Elle fixa le mariage de Tonino au dernier jour du mois. Nous étions au 15 avril, en plein printemps. La floraison hâtive des arbres à fruits était exubérante. Tout chantait, tout brillait dans la campagne. Yanina, enivrée par les regards et les sourires de son jeune fiancé, était comme étouffée de bonheur. Lui, sans perdre l’habitude de son petit sang-froid doucement railleur, avait dans la poitrine des respirations étranges, comme des oppressions d’impatience contenue, ou des élans de joie mystérieuse. Je ne pouvais pas m’empêcher de les trouver beaux dans la naïveté de leur mutuel désir.

Félicie était tranquille, résolue, impénétrable. Elle s’occupait du trousseau des mariés avec sa générosité ordinaire et des soins tout maternels. Vanina, honteuse de la voir coudre, marquer et repasser tout le jour pour elle, venait l’aider ; mais, malgré elle, c’était toujours à quelque harde de son futur qu’elle travaillait avec ardeur et intelligence. De sa propre toilette, elle se souciait à peine, et Félicie était obligée de corriger ses bévues. Elle le faisait avec patience, parlant peu, souriant à peine, affairée, absorbée, pensant à quelque chose qui ne s’exprimait pas et qui semblait impossible à exprimer.

Enfin le grand jour arriva. La mariée, éblouissante de fraîcheur et de parure, vint avec Tonino demander à genoux la bénédiction de la patronne et la mienne.

— Toi, lui dit Félicie en l’embrassant, je te bénis de tout mon cœur. Je n’ai pas de reproches à te faire, tu es une enfant sans malice et sans volonté ; mais je fais un effort pour bénir ton mari. Il aurait dû attendre la fin du deuil de cette maison, où mon frère l’avait reçu et traité comme son fils. Les raisons qu’il a données pour se dispenser de le pleurer une année entière sont des raisons lâches, des raisons d’égoïste. J’y ai cédé à cause de toi, par pitié de ton inexpérience et de ta faiblesse. Je n’attendais pas de toi de grandes vertus, je n’avais pas le droit de t’en demander, ne t’ayant pas élevée avec autant de soin que j’aurais peut-être dû le faire ; mais lui… Enfin n’en parlons plus. Aimez-vous et soyez heureux.

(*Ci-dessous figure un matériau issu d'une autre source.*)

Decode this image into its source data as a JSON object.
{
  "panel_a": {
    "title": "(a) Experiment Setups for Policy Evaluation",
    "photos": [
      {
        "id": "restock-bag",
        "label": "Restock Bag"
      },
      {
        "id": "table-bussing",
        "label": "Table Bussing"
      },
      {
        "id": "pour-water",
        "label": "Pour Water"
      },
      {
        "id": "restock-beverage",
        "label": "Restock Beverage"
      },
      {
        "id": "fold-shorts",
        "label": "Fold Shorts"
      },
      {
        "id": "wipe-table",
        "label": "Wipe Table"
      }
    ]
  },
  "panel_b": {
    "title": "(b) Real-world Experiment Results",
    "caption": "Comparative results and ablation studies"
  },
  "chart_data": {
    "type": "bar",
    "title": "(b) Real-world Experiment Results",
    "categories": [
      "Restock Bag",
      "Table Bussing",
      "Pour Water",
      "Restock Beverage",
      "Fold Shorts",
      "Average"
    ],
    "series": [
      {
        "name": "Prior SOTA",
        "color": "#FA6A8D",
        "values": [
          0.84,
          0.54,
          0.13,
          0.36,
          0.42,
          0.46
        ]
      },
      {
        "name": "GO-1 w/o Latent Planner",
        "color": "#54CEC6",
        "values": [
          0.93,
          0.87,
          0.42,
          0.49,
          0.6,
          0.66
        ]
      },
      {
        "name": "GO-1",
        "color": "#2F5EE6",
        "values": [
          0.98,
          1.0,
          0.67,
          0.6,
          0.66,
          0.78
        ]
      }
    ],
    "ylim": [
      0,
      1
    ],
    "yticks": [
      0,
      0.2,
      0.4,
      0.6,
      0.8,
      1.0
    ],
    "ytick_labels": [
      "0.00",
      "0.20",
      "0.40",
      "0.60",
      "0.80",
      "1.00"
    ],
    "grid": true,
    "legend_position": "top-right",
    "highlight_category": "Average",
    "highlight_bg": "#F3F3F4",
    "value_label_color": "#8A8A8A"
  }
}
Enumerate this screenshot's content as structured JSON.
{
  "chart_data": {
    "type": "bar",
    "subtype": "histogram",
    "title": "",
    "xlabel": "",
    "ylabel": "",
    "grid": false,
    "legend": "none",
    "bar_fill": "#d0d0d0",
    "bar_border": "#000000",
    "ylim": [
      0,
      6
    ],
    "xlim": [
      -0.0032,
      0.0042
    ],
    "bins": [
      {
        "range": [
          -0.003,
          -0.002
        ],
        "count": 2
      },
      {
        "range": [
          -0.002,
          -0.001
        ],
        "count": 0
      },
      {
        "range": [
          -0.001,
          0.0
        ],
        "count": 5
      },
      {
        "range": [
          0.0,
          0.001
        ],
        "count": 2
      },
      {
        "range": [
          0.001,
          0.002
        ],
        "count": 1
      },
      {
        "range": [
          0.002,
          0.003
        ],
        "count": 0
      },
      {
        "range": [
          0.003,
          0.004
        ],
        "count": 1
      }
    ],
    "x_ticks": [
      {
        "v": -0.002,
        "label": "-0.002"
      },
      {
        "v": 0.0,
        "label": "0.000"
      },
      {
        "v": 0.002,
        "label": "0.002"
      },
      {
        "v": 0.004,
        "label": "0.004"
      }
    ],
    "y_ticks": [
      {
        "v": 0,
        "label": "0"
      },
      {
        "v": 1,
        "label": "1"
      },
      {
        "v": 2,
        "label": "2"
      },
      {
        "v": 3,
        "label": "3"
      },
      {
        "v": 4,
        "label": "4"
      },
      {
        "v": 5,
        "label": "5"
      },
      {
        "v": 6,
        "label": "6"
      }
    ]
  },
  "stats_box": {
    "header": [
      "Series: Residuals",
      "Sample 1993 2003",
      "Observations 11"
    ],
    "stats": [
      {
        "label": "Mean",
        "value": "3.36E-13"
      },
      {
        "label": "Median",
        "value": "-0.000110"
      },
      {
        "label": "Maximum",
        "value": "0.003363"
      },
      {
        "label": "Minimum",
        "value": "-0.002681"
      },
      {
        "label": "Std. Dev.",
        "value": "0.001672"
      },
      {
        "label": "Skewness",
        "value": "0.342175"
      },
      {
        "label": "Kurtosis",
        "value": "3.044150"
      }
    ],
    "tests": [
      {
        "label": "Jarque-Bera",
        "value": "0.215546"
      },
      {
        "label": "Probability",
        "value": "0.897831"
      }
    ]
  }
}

Je trouvai le discours de Félicie gratuitement amer et peu convenable pour les oreilles d’une jeune fille qu’elle devait supposer pure. Je ne sais si la Vanina le comprit ; elle rougit beaucoup et pleura. Tonino lui serra vivement la main sans répondre un mot à Félicie, et quand elle les eut embrassés tous deux, il emmena sa fiancée en lui parlant à l’oreille, comme s’il là consolait des sévérités de la patronne et comme s’il lui disait : Tu sais qu’elle est jalouse ; mais sois tranquille, je te protégerai contre elle.